If there is a default, what impact would this have on the market?
Chairman of the Federal Reserve, Ben Bernanke, said last Thursday a Treasury default would be 'a calamitous outcome'. He added: 'It would create a very severe financial shock that would have effects not only on the US economy, but the global economy,' reports Money Observer.
However, so far US Treasuries have failed to react dramatically to the delay. Keith Wade, chief economist at Schroders, says: "One explanation for the lack of reaction in US Treasuries would be that investors simply do not believe that politicians will fail to lift the debt ceiling. Whilst this may show touching faith in the ability of a divided Congress to do the right thing, this is looking like more of a risk as the deadline approaches and the gulf between Republicans and Democrats remains."
However, David Harris, senior portfolio adviser for US fixed income at Schroders, said: "The risk of a policy mistake leading to a missed interest or principal payment would have a very negative and lasting impact on US credibility, even if the experience is brief."

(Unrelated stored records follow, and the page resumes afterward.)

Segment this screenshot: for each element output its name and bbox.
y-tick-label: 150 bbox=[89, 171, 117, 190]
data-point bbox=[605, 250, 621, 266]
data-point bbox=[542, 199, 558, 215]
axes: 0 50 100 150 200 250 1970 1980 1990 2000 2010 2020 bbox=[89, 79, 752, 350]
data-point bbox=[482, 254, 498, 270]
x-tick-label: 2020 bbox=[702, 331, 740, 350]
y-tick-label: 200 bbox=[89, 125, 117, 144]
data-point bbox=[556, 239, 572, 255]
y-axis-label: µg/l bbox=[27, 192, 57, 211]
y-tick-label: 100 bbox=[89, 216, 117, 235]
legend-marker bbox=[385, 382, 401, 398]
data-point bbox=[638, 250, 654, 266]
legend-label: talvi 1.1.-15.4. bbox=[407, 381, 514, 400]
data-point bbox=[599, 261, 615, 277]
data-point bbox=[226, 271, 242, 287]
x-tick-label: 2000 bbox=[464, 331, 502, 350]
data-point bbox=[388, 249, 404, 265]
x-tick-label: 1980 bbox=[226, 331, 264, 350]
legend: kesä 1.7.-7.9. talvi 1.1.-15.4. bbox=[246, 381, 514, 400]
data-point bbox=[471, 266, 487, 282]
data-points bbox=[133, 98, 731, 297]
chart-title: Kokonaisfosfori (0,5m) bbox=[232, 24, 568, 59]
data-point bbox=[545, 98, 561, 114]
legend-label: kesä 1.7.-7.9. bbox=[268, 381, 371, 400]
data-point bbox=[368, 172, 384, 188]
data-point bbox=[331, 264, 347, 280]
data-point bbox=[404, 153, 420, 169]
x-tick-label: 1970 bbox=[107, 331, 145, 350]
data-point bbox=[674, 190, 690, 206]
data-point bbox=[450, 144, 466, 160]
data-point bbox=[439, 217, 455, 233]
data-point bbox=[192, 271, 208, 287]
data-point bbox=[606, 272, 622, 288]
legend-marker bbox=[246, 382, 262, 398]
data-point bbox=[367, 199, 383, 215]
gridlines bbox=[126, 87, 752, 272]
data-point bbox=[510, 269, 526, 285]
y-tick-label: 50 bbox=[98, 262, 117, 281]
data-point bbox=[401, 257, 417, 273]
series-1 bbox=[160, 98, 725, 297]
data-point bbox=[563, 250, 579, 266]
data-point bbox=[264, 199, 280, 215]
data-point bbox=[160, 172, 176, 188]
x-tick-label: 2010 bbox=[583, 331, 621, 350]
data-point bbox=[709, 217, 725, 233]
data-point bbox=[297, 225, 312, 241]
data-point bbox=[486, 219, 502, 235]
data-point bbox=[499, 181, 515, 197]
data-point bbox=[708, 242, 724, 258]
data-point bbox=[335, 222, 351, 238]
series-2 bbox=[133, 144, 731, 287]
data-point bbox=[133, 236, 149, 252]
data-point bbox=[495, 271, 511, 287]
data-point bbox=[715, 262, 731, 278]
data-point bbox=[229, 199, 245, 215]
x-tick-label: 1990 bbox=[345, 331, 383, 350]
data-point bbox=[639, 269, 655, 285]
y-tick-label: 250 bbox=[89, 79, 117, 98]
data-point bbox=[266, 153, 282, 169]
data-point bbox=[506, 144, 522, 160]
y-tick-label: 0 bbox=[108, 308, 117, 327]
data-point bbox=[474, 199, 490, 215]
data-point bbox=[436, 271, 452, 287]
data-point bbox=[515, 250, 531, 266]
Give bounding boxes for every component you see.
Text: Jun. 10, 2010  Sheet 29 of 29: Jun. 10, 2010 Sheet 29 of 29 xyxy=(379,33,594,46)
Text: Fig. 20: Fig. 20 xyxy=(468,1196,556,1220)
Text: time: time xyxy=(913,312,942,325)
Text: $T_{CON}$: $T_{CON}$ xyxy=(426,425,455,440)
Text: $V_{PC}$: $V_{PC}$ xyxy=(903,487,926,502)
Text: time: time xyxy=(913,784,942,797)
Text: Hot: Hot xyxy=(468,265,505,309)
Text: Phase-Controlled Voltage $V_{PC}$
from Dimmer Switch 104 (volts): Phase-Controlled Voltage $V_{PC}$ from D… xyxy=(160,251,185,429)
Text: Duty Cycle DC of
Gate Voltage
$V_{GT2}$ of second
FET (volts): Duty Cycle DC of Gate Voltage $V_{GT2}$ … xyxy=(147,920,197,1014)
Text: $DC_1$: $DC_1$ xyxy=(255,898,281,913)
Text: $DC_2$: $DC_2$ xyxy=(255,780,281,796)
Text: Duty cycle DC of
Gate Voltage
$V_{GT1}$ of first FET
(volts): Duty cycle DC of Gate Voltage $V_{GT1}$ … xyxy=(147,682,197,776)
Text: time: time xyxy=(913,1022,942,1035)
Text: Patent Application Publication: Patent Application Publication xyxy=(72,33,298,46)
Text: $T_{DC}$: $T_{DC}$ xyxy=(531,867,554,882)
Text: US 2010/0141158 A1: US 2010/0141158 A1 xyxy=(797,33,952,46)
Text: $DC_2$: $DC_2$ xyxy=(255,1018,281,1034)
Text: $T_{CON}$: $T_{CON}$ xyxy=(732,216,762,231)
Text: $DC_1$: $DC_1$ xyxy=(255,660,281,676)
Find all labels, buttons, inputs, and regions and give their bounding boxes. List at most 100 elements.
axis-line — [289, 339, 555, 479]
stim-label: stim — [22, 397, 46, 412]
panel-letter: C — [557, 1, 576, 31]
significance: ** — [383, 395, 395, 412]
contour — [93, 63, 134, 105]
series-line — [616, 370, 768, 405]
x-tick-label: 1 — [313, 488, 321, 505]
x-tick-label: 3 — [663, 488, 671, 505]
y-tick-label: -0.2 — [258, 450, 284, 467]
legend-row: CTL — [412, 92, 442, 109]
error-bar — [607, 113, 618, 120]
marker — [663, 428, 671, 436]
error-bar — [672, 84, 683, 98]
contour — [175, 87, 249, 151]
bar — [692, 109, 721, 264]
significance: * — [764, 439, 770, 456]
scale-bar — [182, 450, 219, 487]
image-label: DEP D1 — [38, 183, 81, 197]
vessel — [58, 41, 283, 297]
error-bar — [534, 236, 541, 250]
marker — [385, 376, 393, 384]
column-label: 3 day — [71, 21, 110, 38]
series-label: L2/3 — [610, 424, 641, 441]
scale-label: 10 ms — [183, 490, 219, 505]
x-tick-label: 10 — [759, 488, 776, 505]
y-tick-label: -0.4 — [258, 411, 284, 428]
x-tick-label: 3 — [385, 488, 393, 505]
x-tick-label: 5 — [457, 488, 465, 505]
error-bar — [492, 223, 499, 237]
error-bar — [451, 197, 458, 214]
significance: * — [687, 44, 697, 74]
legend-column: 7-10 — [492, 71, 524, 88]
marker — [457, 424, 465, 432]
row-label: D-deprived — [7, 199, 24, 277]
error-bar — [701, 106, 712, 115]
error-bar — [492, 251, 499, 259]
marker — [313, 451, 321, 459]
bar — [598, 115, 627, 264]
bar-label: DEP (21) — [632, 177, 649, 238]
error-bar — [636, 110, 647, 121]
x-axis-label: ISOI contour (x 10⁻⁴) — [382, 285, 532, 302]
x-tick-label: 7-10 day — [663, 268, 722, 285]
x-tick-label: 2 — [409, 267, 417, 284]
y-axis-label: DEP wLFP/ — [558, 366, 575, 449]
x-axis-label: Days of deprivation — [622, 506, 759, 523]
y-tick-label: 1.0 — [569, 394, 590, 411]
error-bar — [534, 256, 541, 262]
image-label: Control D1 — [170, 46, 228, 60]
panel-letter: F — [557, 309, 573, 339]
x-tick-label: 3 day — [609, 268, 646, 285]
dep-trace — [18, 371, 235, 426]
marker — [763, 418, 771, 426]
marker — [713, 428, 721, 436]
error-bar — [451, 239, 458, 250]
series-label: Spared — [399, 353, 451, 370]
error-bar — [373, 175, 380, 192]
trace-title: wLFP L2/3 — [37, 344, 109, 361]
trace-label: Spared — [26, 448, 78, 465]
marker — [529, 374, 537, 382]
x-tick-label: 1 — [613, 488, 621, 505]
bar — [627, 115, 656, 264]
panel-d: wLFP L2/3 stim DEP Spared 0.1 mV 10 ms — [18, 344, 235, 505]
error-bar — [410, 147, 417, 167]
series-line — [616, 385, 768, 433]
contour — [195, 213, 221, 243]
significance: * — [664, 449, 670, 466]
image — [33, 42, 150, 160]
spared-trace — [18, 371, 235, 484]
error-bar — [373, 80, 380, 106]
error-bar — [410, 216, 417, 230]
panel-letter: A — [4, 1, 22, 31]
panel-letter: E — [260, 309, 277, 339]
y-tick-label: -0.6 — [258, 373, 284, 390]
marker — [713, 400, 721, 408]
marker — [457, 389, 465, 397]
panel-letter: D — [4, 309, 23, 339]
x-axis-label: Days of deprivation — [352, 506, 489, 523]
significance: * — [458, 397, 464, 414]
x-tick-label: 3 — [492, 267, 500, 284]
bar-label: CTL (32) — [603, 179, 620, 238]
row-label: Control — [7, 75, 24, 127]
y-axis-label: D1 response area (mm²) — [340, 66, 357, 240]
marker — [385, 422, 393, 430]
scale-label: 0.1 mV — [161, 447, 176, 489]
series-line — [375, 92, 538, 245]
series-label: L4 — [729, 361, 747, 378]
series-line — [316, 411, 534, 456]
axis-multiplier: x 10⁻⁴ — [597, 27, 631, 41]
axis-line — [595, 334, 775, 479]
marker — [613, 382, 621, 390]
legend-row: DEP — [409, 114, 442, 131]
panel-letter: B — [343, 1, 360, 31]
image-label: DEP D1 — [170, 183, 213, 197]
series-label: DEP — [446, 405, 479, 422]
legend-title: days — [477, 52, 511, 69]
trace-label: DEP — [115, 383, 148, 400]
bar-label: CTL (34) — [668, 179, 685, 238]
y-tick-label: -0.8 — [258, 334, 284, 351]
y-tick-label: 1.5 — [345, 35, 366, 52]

What about a ratings downgrade?
Gillian Tett says in the Financial Times (paywall): "Right now, it seems unlikely that Treasury bonds would become illiquid after any downgrade; after all, this is the deepest bond market in the world. But a downgrade of US debt could, ironically, force some asset managers to sell more risky instruments (such as triple B bonds) to maintain average ratings benchmarks in their portfolios."
Keith Wade from Schroders says: "S&P, Moody's and Fitch say they would downgrade the US in the event of failing to lift the debt ceiling and a coupon or principal payment is then missed. S&P have also said they would put the US in selective default in these circumstances. Should this occur and be followed by other agencies there could be an almighty scramble for the remaining AAA rated securities with some investors having little option but to sell Treasury bonds."
Gemma Godfrey adds on her blog: "Even if the ceiling is raised, there are other issues to tackle. S&P in April threatened to reduce the credit rating of US debt. The importance of this threat should not be underestimated. With a ‘AAA' status and ‘stable' outlook', any downgrade would threaten its role as the safest place to store savings."
"…In its extreme, uncertainty could spark another financial crisis as well as put the dollar's status as the world reserve currency at risk."
What should investors do?
Even with a potential U.S. default just days away, there are tried-and-tested strategies investors can use to help insulate their portfolios from market shocks.
Yet with so much volatility in the markets, investors could do worse than to sit on the sidelines to await more concrete news.
Brian Dennehy, from IFA Dennehy Weller & Co, says: "We wouldn't recommend anyone start jumping around now based on US debt talks. Our clients reduced risk substantially some time ago because of the risks associated with the Eurozone, which are far more intractable – so we aren't making any more adjustments.
"The markets, at least for now, have much greater confidence in the US pulling itself out of the mire – that does not apply with the Eurozone.
"In general investors need to figure if they have investments or funds which can ride through this. For example, if I'm in equity funds invested into big global brands, with limited or no debt, loads of cash, and above-average dividends, I can ride this out."
Juliet Schooling from IFA Chelsea Financial Services says: "While failure to reach an agreement would certainly result in a market fall, I expect we will see a rally in the more likely outcome of a resolution. However, then of course there is the next hurdle with the downgrade issue, which would negatively impact already fragile US growth.